The theme of this year's Relay for Life was board games, creating a carnival-like atmosphere where all 667 participants could enjoy games, contests, food and other activities throughout the night. It was a lighthearted setting where participants could join together with others who have been affected by cancer, including survivors and their supporters.
In addition to bonding with others who have been touched by cancer, the event also helped the battle against the disease by raising money for the American Cancer Society (ACS). This year's Relay for Life raised a total of $53,095.72. Of the 57 teams that donated money to support the ACS's initiatives through Relay for Life, the Colleges Against Cancer team donated the most, raising approximately $5,140.02.
However, despite the fun nature of many events held that night, there were also somber reminders of how serious cancer can be. For instance, during the Luminaria Ceremony, participants were asked to light up their glow sticks in memory of loved ones who had lost their battles with cancer.
Some of the events also catered particularly to Ramapo College. The Jay Everett Band performed songs as a tribute to their friend Isadora Seibert, a Class of 2010 Ramapo graduate who lost her battle with cancer on March 6. Team Isadora, a group formed in memory of Seibert, raised $4,561, coming second only in fundraising to the Colleges Against Cancer team.
Ramapo's Relay for Life is coordinated by a committee of students who volunteer their time to prepare for the event and ensure that everything runs smoothly.

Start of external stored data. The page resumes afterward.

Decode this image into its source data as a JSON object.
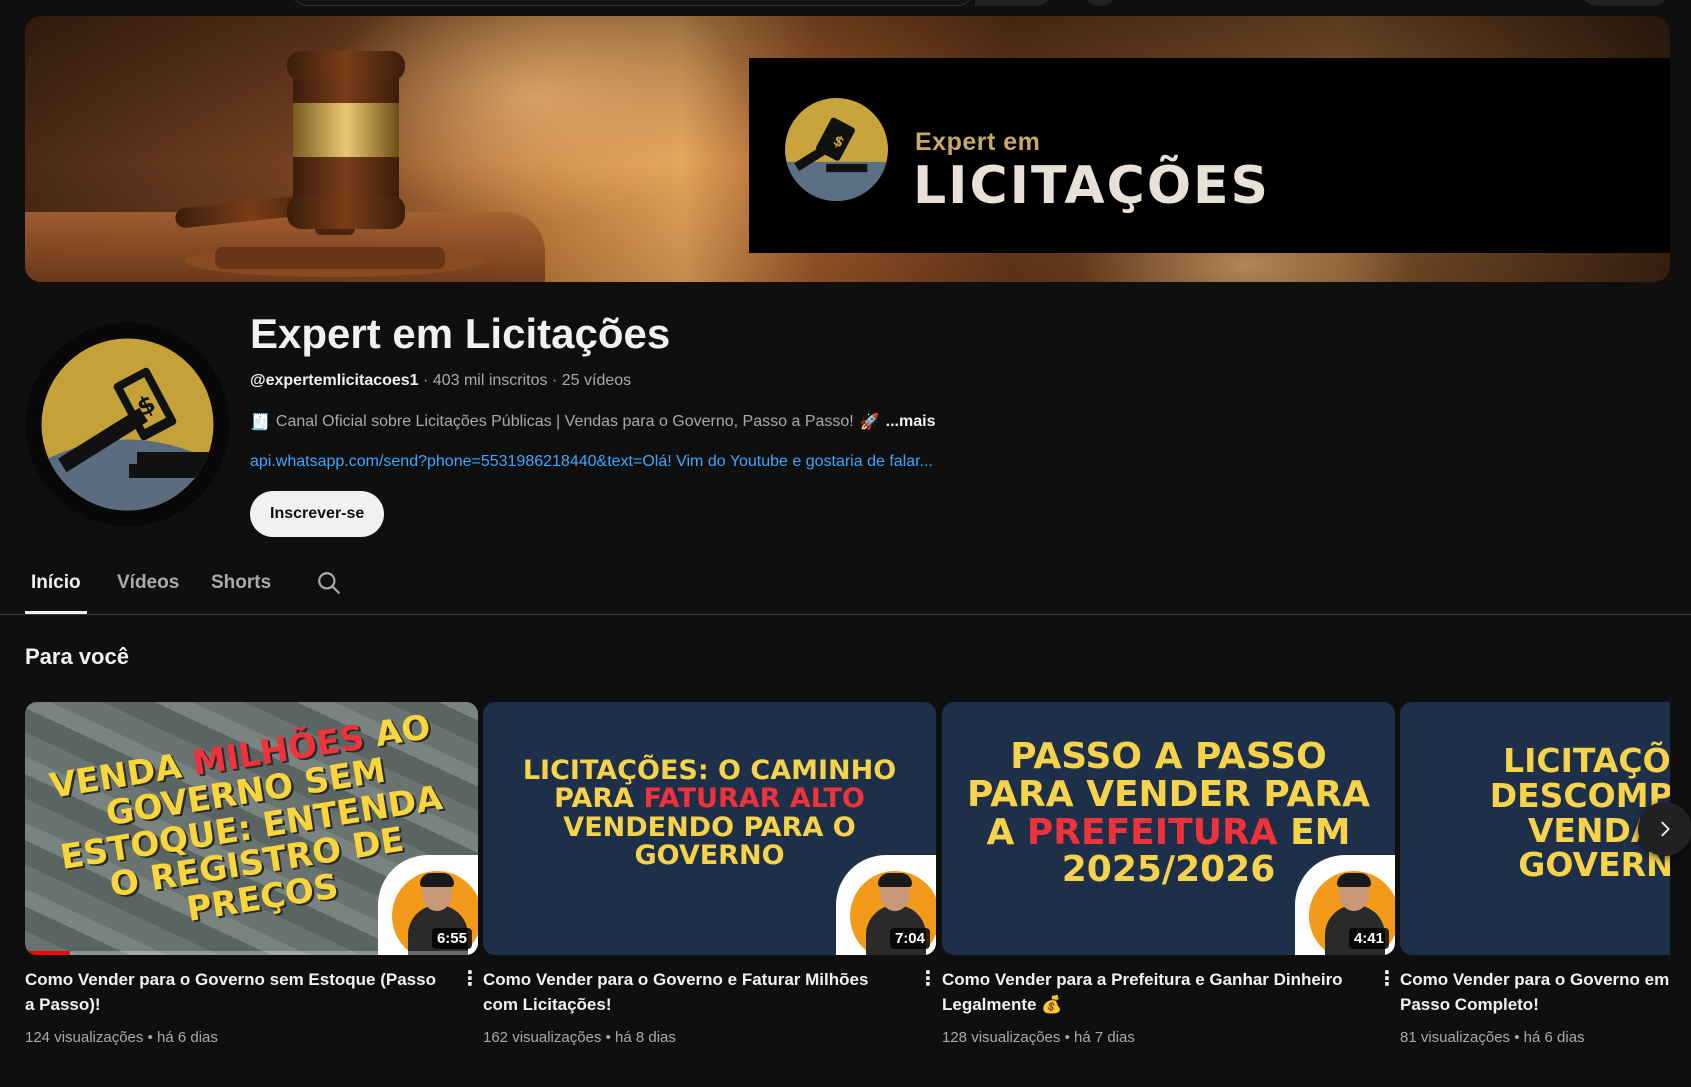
{
  "banner": {
    "brand_small": "Expert em",
    "brand_big": "LICITAÇÕES"
  },
  "channel": {
    "title": "Expert em Licitações",
    "handle": "@expertemlicitacoes1",
    "subscribers": "403 mil inscritos",
    "video_count": "25 vídeos",
    "separator": "·",
    "description": "Canal Oficial sobre Licitações Públicas | Vendas para o Governo, Passo a Passo!",
    "description_prefix_icon": "🧾",
    "description_suffix_icon": "🚀",
    "more_label": "...mais",
    "link": "api.whatsapp.com/send?phone=5531986218440&text=Olá! Vim do Youtube e gostaria de falar...",
    "subscribe_label": "Inscrever-se"
  },
  "tabs": [
    {
      "label": "Início",
      "active": true
    },
    {
      "label": "Vídeos",
      "active": false
    },
    {
      "label": "Shorts",
      "active": false
    }
  ],
  "section": {
    "title": "Para você"
  },
  "videos": [
    {
      "thumb_lines": [
        "VENDA ",
        "MILHÕES",
        " AO GOVERNO SEM ESTOQUE: ENTENDA O REGISTRO DE PREÇOS"
      ],
      "duration": "6:55",
      "title": "Como Vender para o Governo sem Estoque (Passo a Passo)!",
      "views": "124 visualizações",
      "age": "há 6 dias",
      "watched_fraction": 0.1
    },
    {
      "thumb_lines": [
        "LICITAÇÕES: O CAMINHO PARA ",
        "FATURAR ALTO",
        " VENDENDO PARA O GOVERNO"
      ],
      "duration": "7:04",
      "title": "Como Vender para o Governo e Faturar Milhões com Licitações!",
      "views": "162 visualizações",
      "age": "há 8 dias"
    },
    {
      "thumb_lines": [
        "PASSO A PASSO PARA VENDER PARA A ",
        "PREFEITURA",
        " EM 2025/2026"
      ],
      "duration": "4:41",
      "title": "Como Vender para a Prefeitura e Ganhar Dinheiro Legalmente 💰",
      "views": "128 visualizações",
      "age": "há 7 dias"
    },
    {
      "thumb_lines": [
        "LICITAÇÕES DESCOMPLIC VENDA P GOVERNO"
      ],
      "title": "Como Vender para o Governo em Passo Completo!",
      "views": "81 visualizações",
      "age": "há 6 dias"
    }
  ],
  "meta_separator": "•",
  "colors": {
    "background": "#0f0f0f",
    "link": "#3ea6ff",
    "thumb_yellow": "#f6d34a",
    "thumb_red": "#f0323a",
    "thumb_navy": "#1e2f4a",
    "progress_red": "#ff0000"
  },
  "icons": [
    "search-icon",
    "more-vert-icon",
    "chevron-right-icon",
    "gavel-logo"
  ]
}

Coordinator Kara Graham said she joined Ramapo's Relay for Life effort because her high school did not have any such program, and she felt it was important that cancer survivors be able to participate and get support through this type of event.
"I think that's great that survivors come to the event because they feel as if they're part of the Ramapo community and because the students can learn a lot from them," said Graham.

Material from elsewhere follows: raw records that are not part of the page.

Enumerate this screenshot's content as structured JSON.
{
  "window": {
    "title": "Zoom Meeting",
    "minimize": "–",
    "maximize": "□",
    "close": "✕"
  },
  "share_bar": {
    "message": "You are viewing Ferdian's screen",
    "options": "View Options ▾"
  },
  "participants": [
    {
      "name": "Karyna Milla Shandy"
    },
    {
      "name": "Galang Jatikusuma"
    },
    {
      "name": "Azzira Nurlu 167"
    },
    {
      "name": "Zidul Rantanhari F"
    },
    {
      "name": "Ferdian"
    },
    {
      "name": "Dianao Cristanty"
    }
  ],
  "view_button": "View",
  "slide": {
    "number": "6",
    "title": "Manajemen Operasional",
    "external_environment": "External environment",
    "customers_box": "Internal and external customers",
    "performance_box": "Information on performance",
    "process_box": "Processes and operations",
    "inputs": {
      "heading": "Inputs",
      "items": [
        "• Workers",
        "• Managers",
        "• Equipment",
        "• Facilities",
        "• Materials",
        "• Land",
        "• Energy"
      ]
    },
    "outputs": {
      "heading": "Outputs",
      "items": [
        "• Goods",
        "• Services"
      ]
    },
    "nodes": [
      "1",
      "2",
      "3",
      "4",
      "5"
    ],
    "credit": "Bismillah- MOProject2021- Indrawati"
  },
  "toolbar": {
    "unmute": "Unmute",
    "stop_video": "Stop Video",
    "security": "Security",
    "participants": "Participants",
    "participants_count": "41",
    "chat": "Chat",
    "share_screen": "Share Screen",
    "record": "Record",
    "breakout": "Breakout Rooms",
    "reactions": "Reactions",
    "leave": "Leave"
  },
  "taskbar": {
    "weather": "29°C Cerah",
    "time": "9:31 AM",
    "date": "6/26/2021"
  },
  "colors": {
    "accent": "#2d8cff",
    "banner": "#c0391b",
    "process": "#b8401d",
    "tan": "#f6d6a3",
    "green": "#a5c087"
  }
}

Survivor Chair Erica Minoui agreed, saying that she felt that it was a good opportunity to make new relationships with cancer survivors, who were able to share their personal stories with all the participants at the beginning of the night.
Michelle Dunn, Ramapo College registrar, was one of the survivors who discussed her individual battle with cancer. Dunn was diagnosed in 2007 and beat it in less than a year.
Many Ramapo students participated in Relay for Life in honor of friends or family who were affected by cancer.
"I wanted to help a good cause and my aunt and uncle passed away from cancer," said Michelle Dickman, a freshman.
Other students, including Andrew D'Angelo, a junior, said he was also encouraged to participate in Relay for Life this year because his grandmother had cancer.
In addition to participating, Ramapo students put in a lot of effort to help the Relay for Life committee with the creation and execution of the event. Many on-campus organizations, including Colleges Against Cancer and several Greek organizations, contributed games and activities to enhance the board game theme that allowed guests not only to learn about cancer awareness and prevention, but to have an all-around good time and earn money for a great cause, too.
Organizations sponsored games and activities that participants could play throughout the night. For instance, Tau Kappa Epsilon operated a cornhole game in which players could win candy and other prizes commonly found at a carnival. Other less traditional games included "bra pong," a game that gave players three attempts to shoot a ping-pong ball into a bra to win prizes.
Continuing with the theme, the course itself, which participants were encouraged to walk laps around, was lined with title deed cards that were themed after the Monopoly board game. The fictional locations included ACS Can Court, Advocacy Avenue, Self-Check Street and Cancerwise Way, all containing the names of terminology that the American Cancer Society uses in its efforts to support cancer awareness and prevention.
The all-night event was a mix of fun, bonding, support and, most importantly, continuing the fight against cancer with a donation of over $53,000 to the American Cancer Society.